The Zionist Union has several impressive Mizrahi social activists on its list, including MKs Itzik Shmuli and Amir Peretz, and the new arrival Ravital Swaid. However, most of the radical left-wing Mizrahim are suspicious of the attitude of hard-core Laborites to the Mizrahim, pointing out that Amir Peretz wasn’t really given a fair chance after being elected chairman of the party in 2006.
I would make two comments to this observation.The first is that since Ehud Barak’s victory in 1999 Labor has been fast to oust leaders who have failed to win elections, Ashkenazi and Mizrahi alike. The second is that by taking the Defense Ministry rather than an economic or social ministry in Olmert’s 2006 government, Peretz showed poor judgment, and lost much of his credibility within the party.
And what about Meretz? Ideologically Meretz seems to be the most obvious option for radical left-wingers. Its great “sin” is that it is almost exclusively Ashkenazi. If the number of radical Mizrahi left-wingers was greater, they could try to take over Meretz using similar tactics to those used by Moshe Feiglin in the Likud, though in the final reckoning Feiglin failed because he was regarded as a Trojan horse, and most of his supporters in the Likud didn’t actually vote for the Likud.
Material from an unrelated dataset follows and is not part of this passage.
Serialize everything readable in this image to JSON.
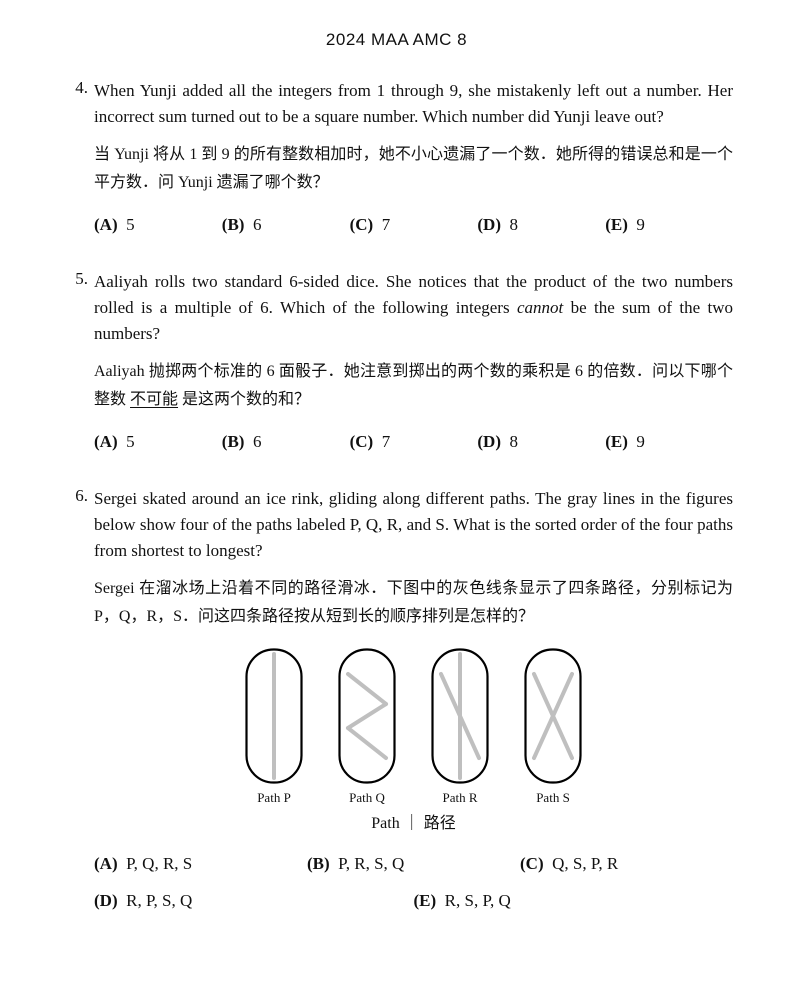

Finally, there is the Kahlon option. Koolanu Party chairman Moshe Kahlon is undoubtedly a proud Mizrahi, concerned almost exclusively with the problem of socio-economic inequalities in Israeli society. However, among radical left-wing Mizrahim he is tainted due to his Likud origins, his avoidance of the alleged issue of anti-Mizrahi discrimination, and the fact that numbers two and three on the Koolanu list are Maj.-Gen. (res.) Yoav Galant and former ambassador to the US Michael Oren – both prominent Ashkenazi figures.
In the final reckoning the radical left-wing Mizrahim are a small group, while the majority of Mizrahim are inclined to be religious or traditional, and supporters of the Right. Most tend to hold middle class values and aspirations, are not concerned with revolting against the Ashkenazim, and even those not on the Right do not feel that the radical left-wingers speak for them, or express their feelings.
Nevertheless, if members of the radical group in future take their strategic thinking regarding the current elections in the direction of practical, everyday political activism, they might actually leave a mark on Israeli society and the country’s political scene.
The writer is a retired Knesset employee.